Nerta bergeming dalam napas yang cukup berat. Seni merelakan adalah seni tersulit untuk diimplementasi. Merelakan kalau dirinya Dewa atau pun merelakan 'kedewasaan' sahabat-sahabatnya. Mereka sudah menikah. Hanya Nerta yang jejaka dan mungkin jejaka selamanya.

Bocah lelaki itu belum puas hanya mendekap saja. Dia lompat-lompat dengan bangga dan riang. “Aku memeyuk Dewa ... yeyeye ... aku memeyuk Dewa ....”

Bola mata hitam Nerta berbelok ke kiri pada ranting pohon. Seperti mengimplisitkan; 'tidak ada yang lebih baik kecuali diam'.

“Mamah ... ini 'kan Dewa itu?” tanya bocah lelaki dengan mencubit celana cutbrai Nerta sambil melirik Quin demi kepastian.

Quin mengangguk tanda kalau pertanyaan anaknya bukanlah pertanyaan melainkan pernyataan; membenarkan.

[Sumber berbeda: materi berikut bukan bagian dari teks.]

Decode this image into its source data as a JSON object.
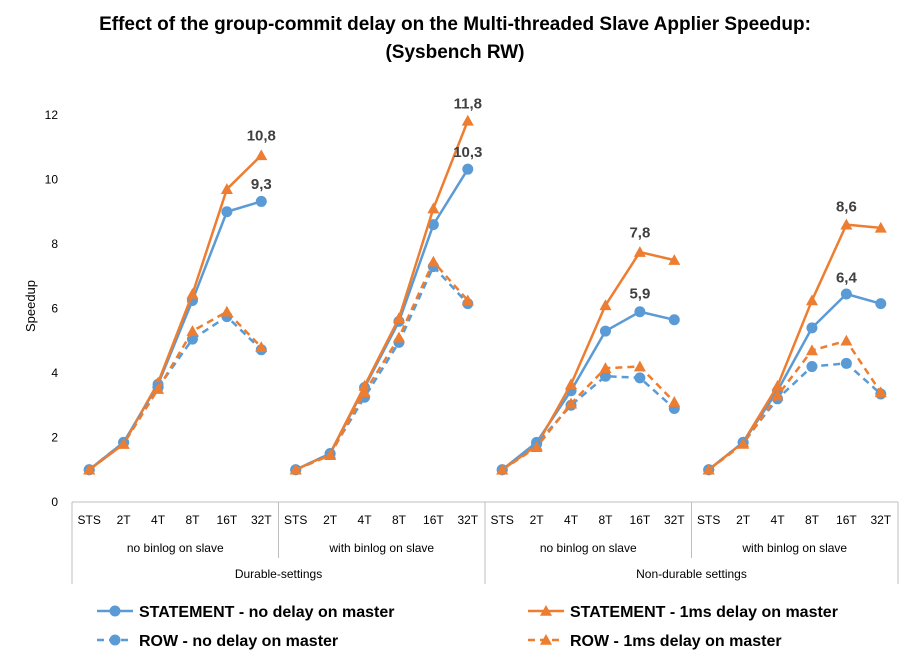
{
  "chart_data": {
    "type": "line",
    "title_line1": "Effect of the group-commit delay on the Multi-threaded Slave Applier Speedup:",
    "title_line2": "(Sysbench RW)",
    "ylabel": "Speedup",
    "ylim": [
      0,
      12
    ],
    "yticks": [
      "0",
      "2",
      "4",
      "6",
      "8",
      "10",
      "12"
    ],
    "grid": false,
    "legend_position": "bottom",
    "categories": [
      "STS",
      "2T",
      "4T",
      "8T",
      "16T",
      "32T"
    ],
    "subgroups": [
      "no binlog on slave",
      "with binlog on slave",
      "no binlog on slave",
      "with binlog on slave"
    ],
    "groups": [
      "Durable-settings",
      "Non-durable settings"
    ],
    "colors": {
      "blue": "#5B9BD5",
      "orange": "#ED7D31"
    },
    "series": [
      {
        "name": "STATEMENT - no delay on master",
        "color": "#5B9BD5",
        "marker": "circle",
        "dash": "solid",
        "values": [
          [
            1.0,
            1.85,
            3.65,
            6.25,
            9.0,
            9.32
          ],
          [
            1.0,
            1.5,
            3.55,
            5.6,
            8.6,
            10.32
          ],
          [
            1.0,
            1.85,
            3.45,
            5.3,
            5.9,
            5.65
          ],
          [
            1.0,
            1.85,
            3.45,
            5.4,
            6.45,
            6.15
          ]
        ]
      },
      {
        "name": "STATEMENT - 1ms delay on master",
        "color": "#ED7D31",
        "marker": "triangle",
        "dash": "solid",
        "values": [
          [
            1.0,
            1.8,
            3.7,
            6.45,
            9.7,
            10.75
          ],
          [
            1.0,
            1.5,
            3.6,
            5.7,
            9.1,
            11.82
          ],
          [
            1.0,
            1.75,
            3.65,
            6.1,
            7.75,
            7.5
          ],
          [
            1.0,
            1.85,
            3.6,
            6.25,
            8.6,
            8.5
          ]
        ]
      },
      {
        "name": "ROW - no delay on master",
        "color": "#5B9BD5",
        "marker": "circle",
        "dash": "dashed",
        "values": [
          [
            1.0,
            1.85,
            3.55,
            5.05,
            5.75,
            4.72
          ],
          [
            1.0,
            1.5,
            3.25,
            4.95,
            7.3,
            6.15
          ],
          [
            1.0,
            1.8,
            3.0,
            3.9,
            3.85,
            2.9
          ],
          [
            1.0,
            1.85,
            3.2,
            4.2,
            4.3,
            3.35
          ]
        ]
      },
      {
        "name": "ROW - 1ms delay on master",
        "color": "#ED7D31",
        "marker": "triangle",
        "dash": "dashed",
        "values": [
          [
            1.0,
            1.8,
            3.5,
            5.3,
            5.9,
            4.8
          ],
          [
            1.0,
            1.45,
            3.4,
            5.1,
            7.45,
            6.25
          ],
          [
            1.0,
            1.7,
            3.05,
            4.15,
            4.2,
            3.1
          ],
          [
            1.0,
            1.8,
            3.3,
            4.7,
            5.0,
            3.4
          ]
        ]
      }
    ],
    "annotations": [
      {
        "text": "10,8",
        "group": 0,
        "category": "32T",
        "value": 10.8
      },
      {
        "text": "9,3",
        "group": 0,
        "category": "32T",
        "value": 9.3
      },
      {
        "text": "11,8",
        "group": 1,
        "category": "32T",
        "value": 11.8
      },
      {
        "text": "10,3",
        "group": 1,
        "category": "32T",
        "value": 10.3
      },
      {
        "text": "7,8",
        "group": 2,
        "category": "16T",
        "value": 7.8
      },
      {
        "text": "5,9",
        "group": 2,
        "category": "16T",
        "value": 5.9
      },
      {
        "text": "8,6",
        "group": 3,
        "category": "16T",
        "value": 8.6
      },
      {
        "text": "6,4",
        "group": 3,
        "category": "16T",
        "value": 6.4
      }
    ]
  }
}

Lebih dari itu, sang bocah lelaki mulai jingkrak-jingkrak kegirangan di hadapan Nerta, mengusik jiwa Nerta yang damai. Memecahkan alunan napas beratnya untuk didesak jadi santai.

“Ayo, Dewa tunjukan keahlianmu ... aku ingin liat ....”

Nerta paham; bocah cilik itu tak tahu apa-apa.

Untuk itulah, selepas Nerta menghela napas dengan dalam, dia berlutut dengan mempertontonkan wajah senang, menutupi segala gambaran kekecewaannya. Berubah drastis. Dia memaklumi, bukan merelakan.

“Wah wah ... apa kau ingin melihat kekuatan seorang Dewa?” tanya Nerta dalam raut muka menyambut dalam senang.

Anak kecil itu bertepuk tangan dan mengiakan. Dia begitu aktif serta ekspresif. Emosinya meletup-letup.

Nerta mengulurkan tangan kanannya. Diposisikan serendah mungkin. Meminta bocah berambut pingai itu supaya telungkup di atas pergelangan tangan Nerta.

Tanpa sungkan dan ceria, dia menelungkup. Maka Nerta dengan keseimbangannya mulai mengangkat bocah itu. Mengangkatnya dengan menopang bobot tubuhnya yang tak begitu berat, hingga membuatnya bangkit berdiri.

Dan 'Woush' dia berputar 360 derajat, membuat seolah-olah bocah lelaki itu tengah terbang.

“WAAAAAAAAAAAAAAA ....” Bocah berambut pingai itu nampak asyik dengan sedikit permainan yang disuguhkan oleh Nerta.

“Terbang ... terbang ... dan terbang berputar!” Nerta dengan menyesuaikan emosinya pada sang bocah membuat sang bocah berputar di udara, terayun-ayun atau berliuk-liuk di udara. Sebisanya menghibur dan tak terlalu kaku; tidak membuat bocah itu kecewa.

Lalu Nerta melambungkan bocah itu ke udara, tidak terlalu jauh, takutnya malah nyangkut di pohon. Dan 'Hap' menangkapnya lagi sekaligus memagutnya.

Bocah itu tertawa polos sambil mengungkapkan rasa asyiknya. “Hebat! Dewa mah hebat ....”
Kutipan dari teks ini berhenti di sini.